Monday, February 16, 2009

let's get this train on the track

I fell off the blogging wagon for a little bit there. Kind of purposefully; I've been wanting it to find more of a direction. My life in Tokyo is starting to take shape. I went to Korea for a week to renew my visa, and then had a horrible time getting back through the Korean airport (a long story I've already told several times; trust me, not worth repeating). Anyhow, when I got back here I was really happy to be back, and I realized that this has begun to feel like my home. What does my title card for this blog say, something like "a place to empty myself when Tokyo fills me to the brim?" Ok, then.

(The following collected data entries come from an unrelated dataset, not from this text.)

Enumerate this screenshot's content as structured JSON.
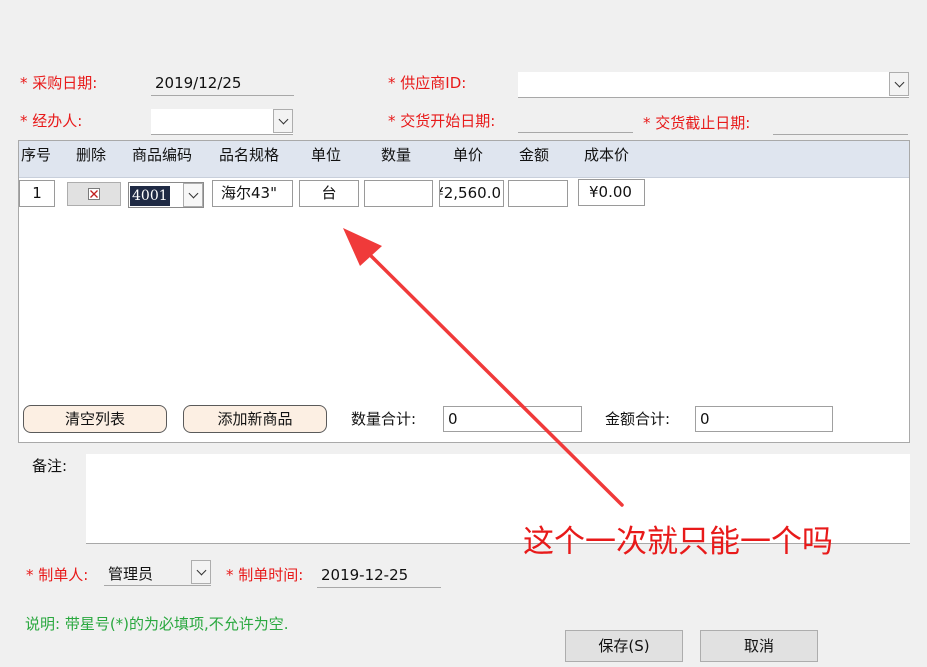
{
  "header": {
    "purchase_date_label": "* 采购日期:",
    "purchase_date_value": "2019/12/25",
    "supplier_label": "* 供应商ID:",
    "supplier_value": "",
    "handler_label": "* 经办人:",
    "handler_value": "",
    "delivery_start_label": "* 交货开始日期:",
    "delivery_start_value": "",
    "delivery_end_label": "* 交货截止日期:",
    "delivery_end_value": ""
  },
  "grid": {
    "columns": [
      "序号",
      "删除",
      "商品编码",
      "品名规格",
      "单位",
      "数量",
      "单价",
      "金额",
      "成本价"
    ],
    "row": {
      "index": "1",
      "code": "4001",
      "spec": "海尔43\"",
      "unit": "台",
      "qty": "",
      "price": "¥2,560.0",
      "amount": "",
      "cost": "¥0.00"
    }
  },
  "actions": {
    "clear_label": "清空列表",
    "add_label": "添加新商品",
    "qty_total_label": "数量合计:",
    "qty_total_value": "0",
    "amount_total_label": "金额合计:",
    "amount_total_value": "0"
  },
  "remarks": {
    "label": "备注:",
    "value": ""
  },
  "footer": {
    "creator_label": "* 制单人:",
    "creator_value": "管理员",
    "created_time_label": "* 制单时间:",
    "created_time_value": "2019-12-25",
    "note": "说明: 带星号(*)的为必填项,不允许为空.",
    "save_label": "保存(S)",
    "cancel_label": "取消"
  },
  "annotation": {
    "text": "这个一次就只能一个吗",
    "color": "#e81a1a"
  }
}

Today I went to a temple for zazen meditation. A calm, nice monk walked us into and through the temple to the meditating room. Then he guided us through the steps, very deliberately. And when we were seated and ready (my friend Akiko and I), he adjusted our postures with precise and correct movements, then left the room.
You keep your eyes open; closing them can allow you to wander away from your center. There was a small dark hole in the wall facing me. The room was quiet, kind of astonishingly quiet, and dimly lit. As my eyes shifted in and out of focus I could see something flowing through the hole, could see all the stress and busy of this city emptying out of me, like from a painless wound.
Afterwards Aki and I wandered through the large and varied park right next door. It was a nice day, overcast but sunlit at the same time. We just talked; watched a wedding, a cat, enjoyed the people and the trees and the day. We ended up on a bench and had a long conversation about America and Japan. It's such an interesting and convoluted relationship at this point; a problematized love? A neurotic codependency? A bright future? It's something, and it's real. Our talk was of a fairly serious nature; and then I heard these two girls laughing, seated on a bench across from us. Just lost in play, happy in the moment.
People are part of these nations, but these nations are composed of nothing more than individual people. Those girls, the man who walked by with his dog, Aki and me. It was a nice day, now bending towards evening. The big ideas come down; let them hover around you, then float back up into the sky. Two people in a good place together; we got up and left to go eat some delicious sushi.